Who are authors like Alex Michaelides?
Authors like Alex Michaelides include Sarah Pinborough, Gillian Flynn, Lisa Jewell, and Ruth Ware. Pinborough and Flynn specialise in unreliable narrators and shocking reversals, while Jewell builds slow-burn family-secret thrillers like The Family Upstairs. Ruth Ware writes atmospheric, claustrophobic mysteries such as The Sanatorium. Colleen Hoover's Verity and Clare Mackintosh's I Let You Go also appeal to readers drawn to Michaelides's twisty, psychologically intense storytelling.
Why is The Silent Patient so popular?
The Silent Patient became a global bestseller because of its shocking final twist, its silent narrator Alicia Berenson, and a structure that rewards re-reading. Alex Michaelides blends a locked-room mystery with Greek tragedy and a therapist's obsessive investigation, creating slow-burn tension that pays off explosively. The novel's clean prose, short chapters, and unreliable narration make it accessible yet endlessly discussable, fuelling word-of-mouth recommendations across book clubs worldwide.
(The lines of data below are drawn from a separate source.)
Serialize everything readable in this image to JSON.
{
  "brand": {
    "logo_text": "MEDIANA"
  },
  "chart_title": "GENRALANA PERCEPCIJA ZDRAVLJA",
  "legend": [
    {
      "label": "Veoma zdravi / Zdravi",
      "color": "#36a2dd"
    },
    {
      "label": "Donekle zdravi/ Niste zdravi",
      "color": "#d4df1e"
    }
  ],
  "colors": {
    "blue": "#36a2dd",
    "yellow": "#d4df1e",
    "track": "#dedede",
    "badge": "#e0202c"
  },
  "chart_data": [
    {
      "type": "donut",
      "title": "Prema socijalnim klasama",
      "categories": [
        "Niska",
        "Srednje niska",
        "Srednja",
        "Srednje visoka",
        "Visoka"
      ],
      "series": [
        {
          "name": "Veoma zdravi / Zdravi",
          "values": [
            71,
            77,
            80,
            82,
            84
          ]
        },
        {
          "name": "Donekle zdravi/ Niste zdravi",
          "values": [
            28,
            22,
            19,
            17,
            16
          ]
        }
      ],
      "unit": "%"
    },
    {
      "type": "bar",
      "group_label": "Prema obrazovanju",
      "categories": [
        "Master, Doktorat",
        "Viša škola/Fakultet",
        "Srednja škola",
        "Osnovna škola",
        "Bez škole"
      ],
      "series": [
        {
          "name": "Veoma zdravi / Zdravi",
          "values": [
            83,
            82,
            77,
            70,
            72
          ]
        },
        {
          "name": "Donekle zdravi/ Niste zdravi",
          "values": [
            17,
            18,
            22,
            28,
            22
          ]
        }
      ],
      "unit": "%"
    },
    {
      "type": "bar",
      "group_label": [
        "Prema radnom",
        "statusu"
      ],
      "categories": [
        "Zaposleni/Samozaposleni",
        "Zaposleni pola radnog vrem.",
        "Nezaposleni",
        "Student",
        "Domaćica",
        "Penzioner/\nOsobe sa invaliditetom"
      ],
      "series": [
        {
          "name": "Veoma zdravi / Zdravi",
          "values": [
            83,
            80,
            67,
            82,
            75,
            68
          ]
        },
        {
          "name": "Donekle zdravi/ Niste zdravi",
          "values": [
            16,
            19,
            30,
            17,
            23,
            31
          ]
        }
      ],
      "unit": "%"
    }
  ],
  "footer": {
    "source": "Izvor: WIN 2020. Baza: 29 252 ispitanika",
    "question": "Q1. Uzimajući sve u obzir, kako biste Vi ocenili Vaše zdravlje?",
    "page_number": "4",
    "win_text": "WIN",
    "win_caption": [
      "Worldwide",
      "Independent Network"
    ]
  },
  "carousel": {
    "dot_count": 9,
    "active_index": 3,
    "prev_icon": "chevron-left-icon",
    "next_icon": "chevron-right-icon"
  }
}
What genre is The Silent Patient?
The Silent Patient is a psychological thriller with strong elements of a mystery and a locked-room puzzle. It centres on Alicia Berenson, a painter who shoots her husband and then refuses to speak, and the psychotherapist determined to uncover why. The book combines crime fiction, suspense, and a literary nod to Greek tragedy. Readers who enjoy unreliable narrators, domestic suspense, and twist-driven mysteries will find it squarely in their wheelhouse.